There are at least 20 potential funding sources which include options on the federal, state and private level. “Without a plan we can’t apply for … funding,” she said. “This a long-term vision for the streetscape.”
The final presentation this evening by Sharon Rhue, a landscape architect with Rivers & Associates, comes after two community input meetings were held, one in December and another in February.
The topics of the meeting not only included the avenue business district but the vacant space left by the demolition of 1026 Roanoke Avenue. “It’s awesome the facade is still there,” Rhue said.
Input gleaned from the two input meetings favored a vintage department store theme for the open space.

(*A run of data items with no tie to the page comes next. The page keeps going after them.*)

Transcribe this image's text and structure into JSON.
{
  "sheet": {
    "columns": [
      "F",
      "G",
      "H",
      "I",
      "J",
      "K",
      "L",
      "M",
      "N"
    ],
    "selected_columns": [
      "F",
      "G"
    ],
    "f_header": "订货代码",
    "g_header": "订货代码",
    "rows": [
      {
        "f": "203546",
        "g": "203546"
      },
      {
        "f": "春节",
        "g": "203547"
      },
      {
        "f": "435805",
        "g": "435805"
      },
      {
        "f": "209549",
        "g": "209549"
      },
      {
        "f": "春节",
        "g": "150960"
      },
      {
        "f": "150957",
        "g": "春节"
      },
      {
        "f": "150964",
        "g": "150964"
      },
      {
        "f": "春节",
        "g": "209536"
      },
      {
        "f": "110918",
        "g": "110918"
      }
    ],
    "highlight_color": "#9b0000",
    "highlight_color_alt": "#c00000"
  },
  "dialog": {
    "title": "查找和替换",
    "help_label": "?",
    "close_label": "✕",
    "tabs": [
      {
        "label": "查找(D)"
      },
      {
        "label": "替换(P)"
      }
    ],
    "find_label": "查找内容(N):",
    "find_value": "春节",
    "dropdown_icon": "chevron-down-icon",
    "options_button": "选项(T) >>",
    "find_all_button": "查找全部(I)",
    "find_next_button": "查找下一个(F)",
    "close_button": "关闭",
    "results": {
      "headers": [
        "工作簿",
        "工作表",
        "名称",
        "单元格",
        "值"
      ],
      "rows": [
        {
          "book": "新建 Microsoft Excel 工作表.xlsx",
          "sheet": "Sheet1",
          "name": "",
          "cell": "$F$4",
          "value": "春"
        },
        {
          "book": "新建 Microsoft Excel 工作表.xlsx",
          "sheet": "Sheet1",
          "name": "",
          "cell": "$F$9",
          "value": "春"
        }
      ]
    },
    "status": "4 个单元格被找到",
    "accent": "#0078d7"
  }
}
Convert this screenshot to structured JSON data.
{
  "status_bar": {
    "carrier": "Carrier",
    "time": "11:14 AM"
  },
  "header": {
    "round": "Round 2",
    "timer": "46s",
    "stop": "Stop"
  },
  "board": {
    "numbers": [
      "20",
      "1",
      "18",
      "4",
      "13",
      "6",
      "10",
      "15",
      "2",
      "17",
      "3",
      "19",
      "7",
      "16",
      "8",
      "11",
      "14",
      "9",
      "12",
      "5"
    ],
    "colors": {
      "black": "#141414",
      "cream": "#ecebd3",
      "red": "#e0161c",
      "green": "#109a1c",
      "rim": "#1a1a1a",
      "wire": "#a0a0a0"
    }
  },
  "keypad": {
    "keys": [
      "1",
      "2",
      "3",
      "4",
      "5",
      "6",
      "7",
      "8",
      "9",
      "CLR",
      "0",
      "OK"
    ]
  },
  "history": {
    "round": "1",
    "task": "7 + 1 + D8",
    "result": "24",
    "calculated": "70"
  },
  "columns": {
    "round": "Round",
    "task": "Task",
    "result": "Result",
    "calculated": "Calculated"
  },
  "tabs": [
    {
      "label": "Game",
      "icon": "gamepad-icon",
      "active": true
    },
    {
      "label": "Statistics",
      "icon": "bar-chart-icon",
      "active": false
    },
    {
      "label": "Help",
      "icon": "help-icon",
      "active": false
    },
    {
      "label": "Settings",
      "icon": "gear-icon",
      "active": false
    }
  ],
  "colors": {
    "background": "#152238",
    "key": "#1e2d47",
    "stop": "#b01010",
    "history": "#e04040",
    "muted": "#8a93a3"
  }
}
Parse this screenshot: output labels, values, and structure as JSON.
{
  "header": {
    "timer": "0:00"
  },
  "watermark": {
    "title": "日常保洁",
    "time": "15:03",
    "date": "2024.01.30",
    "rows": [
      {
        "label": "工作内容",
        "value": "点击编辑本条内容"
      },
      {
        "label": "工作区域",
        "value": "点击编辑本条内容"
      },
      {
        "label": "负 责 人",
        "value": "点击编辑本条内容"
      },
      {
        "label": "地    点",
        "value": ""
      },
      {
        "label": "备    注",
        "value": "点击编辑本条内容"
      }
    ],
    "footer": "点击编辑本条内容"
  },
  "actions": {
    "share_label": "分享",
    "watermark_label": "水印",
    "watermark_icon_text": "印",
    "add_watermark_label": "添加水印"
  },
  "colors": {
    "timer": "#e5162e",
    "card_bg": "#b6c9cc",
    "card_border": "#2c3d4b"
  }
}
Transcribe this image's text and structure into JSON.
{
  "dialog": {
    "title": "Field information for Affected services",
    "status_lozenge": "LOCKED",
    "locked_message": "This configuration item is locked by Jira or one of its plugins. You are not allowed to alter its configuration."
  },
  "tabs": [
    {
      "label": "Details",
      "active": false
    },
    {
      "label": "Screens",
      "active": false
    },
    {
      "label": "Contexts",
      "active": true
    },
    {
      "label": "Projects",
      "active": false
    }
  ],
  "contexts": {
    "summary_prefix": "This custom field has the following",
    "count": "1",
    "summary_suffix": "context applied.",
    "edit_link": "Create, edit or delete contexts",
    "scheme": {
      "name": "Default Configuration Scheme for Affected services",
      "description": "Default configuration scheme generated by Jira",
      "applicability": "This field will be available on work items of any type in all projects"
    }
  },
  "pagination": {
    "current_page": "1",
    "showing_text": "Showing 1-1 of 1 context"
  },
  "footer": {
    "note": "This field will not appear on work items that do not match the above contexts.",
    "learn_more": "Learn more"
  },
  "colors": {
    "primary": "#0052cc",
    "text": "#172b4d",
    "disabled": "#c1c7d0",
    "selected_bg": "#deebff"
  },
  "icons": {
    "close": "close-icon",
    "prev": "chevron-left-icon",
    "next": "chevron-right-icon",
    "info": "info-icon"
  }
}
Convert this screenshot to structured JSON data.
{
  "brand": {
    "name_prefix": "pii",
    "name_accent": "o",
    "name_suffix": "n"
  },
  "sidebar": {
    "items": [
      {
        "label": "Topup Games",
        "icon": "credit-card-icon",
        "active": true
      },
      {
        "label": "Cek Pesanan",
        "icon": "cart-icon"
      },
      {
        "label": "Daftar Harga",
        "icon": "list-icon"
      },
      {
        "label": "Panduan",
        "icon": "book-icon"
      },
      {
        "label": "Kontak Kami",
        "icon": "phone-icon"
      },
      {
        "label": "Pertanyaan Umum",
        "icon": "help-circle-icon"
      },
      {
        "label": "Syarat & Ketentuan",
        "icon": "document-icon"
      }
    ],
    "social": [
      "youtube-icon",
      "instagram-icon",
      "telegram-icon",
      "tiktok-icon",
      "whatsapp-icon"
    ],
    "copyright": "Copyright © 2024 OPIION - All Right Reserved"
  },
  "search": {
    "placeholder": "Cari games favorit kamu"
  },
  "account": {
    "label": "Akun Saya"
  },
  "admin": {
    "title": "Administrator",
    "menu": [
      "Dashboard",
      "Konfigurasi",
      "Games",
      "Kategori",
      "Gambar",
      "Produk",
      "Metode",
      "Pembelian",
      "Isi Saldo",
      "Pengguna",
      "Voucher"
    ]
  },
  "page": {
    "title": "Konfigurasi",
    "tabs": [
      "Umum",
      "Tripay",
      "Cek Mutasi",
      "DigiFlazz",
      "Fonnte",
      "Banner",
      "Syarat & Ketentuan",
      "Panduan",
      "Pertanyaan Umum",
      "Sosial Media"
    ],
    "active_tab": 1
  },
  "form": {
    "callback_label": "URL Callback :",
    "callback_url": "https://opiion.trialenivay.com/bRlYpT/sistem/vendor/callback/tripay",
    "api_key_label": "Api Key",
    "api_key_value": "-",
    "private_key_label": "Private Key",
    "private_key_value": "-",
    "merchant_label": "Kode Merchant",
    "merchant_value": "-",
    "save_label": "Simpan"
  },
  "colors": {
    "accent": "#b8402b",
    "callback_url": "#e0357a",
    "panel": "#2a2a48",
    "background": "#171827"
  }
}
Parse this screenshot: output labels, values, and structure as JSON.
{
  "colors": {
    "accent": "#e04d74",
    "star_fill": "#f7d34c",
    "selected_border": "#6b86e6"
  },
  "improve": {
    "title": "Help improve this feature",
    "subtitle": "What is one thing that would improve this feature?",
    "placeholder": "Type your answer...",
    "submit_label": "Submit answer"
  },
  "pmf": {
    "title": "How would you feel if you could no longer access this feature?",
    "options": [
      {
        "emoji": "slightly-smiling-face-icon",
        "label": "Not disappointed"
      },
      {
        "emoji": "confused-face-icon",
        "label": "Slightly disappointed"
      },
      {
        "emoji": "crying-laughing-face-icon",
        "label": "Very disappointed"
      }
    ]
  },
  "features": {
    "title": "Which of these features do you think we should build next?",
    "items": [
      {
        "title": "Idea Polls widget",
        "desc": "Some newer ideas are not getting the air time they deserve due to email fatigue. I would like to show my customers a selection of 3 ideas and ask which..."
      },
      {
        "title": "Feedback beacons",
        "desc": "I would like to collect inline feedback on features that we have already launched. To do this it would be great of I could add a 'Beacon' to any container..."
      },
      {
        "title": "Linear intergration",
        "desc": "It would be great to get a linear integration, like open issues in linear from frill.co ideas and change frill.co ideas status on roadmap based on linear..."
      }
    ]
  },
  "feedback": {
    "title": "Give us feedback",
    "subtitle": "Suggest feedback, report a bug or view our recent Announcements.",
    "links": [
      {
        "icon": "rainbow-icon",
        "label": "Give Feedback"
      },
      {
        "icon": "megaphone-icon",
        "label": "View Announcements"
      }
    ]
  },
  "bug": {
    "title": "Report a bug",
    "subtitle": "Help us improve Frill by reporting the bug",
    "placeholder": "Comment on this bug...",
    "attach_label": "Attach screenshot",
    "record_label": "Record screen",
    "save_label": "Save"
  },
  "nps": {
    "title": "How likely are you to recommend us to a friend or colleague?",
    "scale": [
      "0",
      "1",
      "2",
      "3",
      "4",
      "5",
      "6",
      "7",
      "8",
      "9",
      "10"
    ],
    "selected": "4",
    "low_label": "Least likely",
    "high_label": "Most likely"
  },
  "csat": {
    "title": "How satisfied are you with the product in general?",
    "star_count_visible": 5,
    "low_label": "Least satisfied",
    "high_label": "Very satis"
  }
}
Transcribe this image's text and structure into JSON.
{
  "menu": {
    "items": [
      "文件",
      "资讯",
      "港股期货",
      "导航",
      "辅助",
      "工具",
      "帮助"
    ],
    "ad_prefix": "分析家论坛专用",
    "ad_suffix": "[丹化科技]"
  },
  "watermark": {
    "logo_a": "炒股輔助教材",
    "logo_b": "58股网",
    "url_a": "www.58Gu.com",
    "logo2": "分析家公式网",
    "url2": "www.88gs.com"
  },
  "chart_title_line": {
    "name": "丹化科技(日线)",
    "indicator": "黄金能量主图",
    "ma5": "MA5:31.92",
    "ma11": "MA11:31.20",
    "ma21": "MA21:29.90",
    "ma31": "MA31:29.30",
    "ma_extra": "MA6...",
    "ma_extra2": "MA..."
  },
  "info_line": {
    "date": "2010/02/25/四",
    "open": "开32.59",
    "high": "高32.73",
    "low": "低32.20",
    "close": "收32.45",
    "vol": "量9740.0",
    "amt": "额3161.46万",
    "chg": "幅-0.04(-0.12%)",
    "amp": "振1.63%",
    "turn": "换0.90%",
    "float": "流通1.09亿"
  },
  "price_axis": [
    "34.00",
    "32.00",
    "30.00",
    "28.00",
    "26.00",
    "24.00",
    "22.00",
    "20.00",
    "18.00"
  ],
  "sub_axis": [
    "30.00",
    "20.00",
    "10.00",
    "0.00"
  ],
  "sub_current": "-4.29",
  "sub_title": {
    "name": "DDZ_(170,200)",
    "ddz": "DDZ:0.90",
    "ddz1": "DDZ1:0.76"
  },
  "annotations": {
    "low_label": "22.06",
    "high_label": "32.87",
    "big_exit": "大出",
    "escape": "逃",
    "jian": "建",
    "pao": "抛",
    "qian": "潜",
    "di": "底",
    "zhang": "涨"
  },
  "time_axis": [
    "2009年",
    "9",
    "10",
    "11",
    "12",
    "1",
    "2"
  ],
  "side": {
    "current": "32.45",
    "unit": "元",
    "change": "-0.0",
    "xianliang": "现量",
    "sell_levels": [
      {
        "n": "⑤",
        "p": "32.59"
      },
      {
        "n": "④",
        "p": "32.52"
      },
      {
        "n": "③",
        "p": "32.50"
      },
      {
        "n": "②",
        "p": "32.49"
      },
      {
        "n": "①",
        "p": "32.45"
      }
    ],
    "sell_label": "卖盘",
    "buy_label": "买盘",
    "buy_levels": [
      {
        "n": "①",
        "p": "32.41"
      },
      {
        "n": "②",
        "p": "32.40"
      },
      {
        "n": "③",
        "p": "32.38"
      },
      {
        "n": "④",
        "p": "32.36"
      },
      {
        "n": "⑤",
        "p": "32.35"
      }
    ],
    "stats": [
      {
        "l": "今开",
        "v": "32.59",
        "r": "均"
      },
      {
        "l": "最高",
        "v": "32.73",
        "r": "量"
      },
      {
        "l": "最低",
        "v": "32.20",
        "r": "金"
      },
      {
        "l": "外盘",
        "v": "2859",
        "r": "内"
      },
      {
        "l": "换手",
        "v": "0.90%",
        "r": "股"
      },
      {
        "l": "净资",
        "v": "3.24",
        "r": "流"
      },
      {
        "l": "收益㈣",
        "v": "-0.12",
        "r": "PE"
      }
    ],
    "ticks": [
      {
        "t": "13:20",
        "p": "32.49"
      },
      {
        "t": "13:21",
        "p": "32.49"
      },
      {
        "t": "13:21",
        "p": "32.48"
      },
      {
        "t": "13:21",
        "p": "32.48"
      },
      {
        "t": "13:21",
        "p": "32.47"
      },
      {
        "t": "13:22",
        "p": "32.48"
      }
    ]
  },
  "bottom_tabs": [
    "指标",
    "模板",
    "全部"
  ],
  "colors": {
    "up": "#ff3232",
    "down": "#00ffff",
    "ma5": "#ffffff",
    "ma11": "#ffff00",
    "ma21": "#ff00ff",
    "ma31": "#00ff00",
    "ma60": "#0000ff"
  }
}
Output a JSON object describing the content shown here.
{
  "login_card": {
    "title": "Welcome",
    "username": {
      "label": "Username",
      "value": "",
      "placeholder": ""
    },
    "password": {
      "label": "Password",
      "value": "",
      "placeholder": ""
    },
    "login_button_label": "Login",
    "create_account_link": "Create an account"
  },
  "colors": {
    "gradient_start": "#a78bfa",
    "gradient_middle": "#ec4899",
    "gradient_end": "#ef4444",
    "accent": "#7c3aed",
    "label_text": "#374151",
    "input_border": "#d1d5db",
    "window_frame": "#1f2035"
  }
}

A river theme was favored by stakeholders for the avenue streetscape plan.
Rhue told council the streetscape plan is designed to improve the economic potential of the avenue business district, improve pedestrian safety and provide better access to parking while maintaining the city’s small town character, “maintaining what is special and unique. I recommend you continue the process. It’s going to be very much a private, public partnership.”
The city used $35,000 of grant funding to pay Rivers & Associates to come up with the streetscape concepts as well as plans for the 1026 project. The money from which the $35,000 comes from was out of a North Carolina Department of Commerce Downtown Revitalization grant, which required no matching funds from the city. In all, Main Street Roanoke Rapids received slightly more than $94,000.
Main Street has reserved $25,000 to be put into 1026.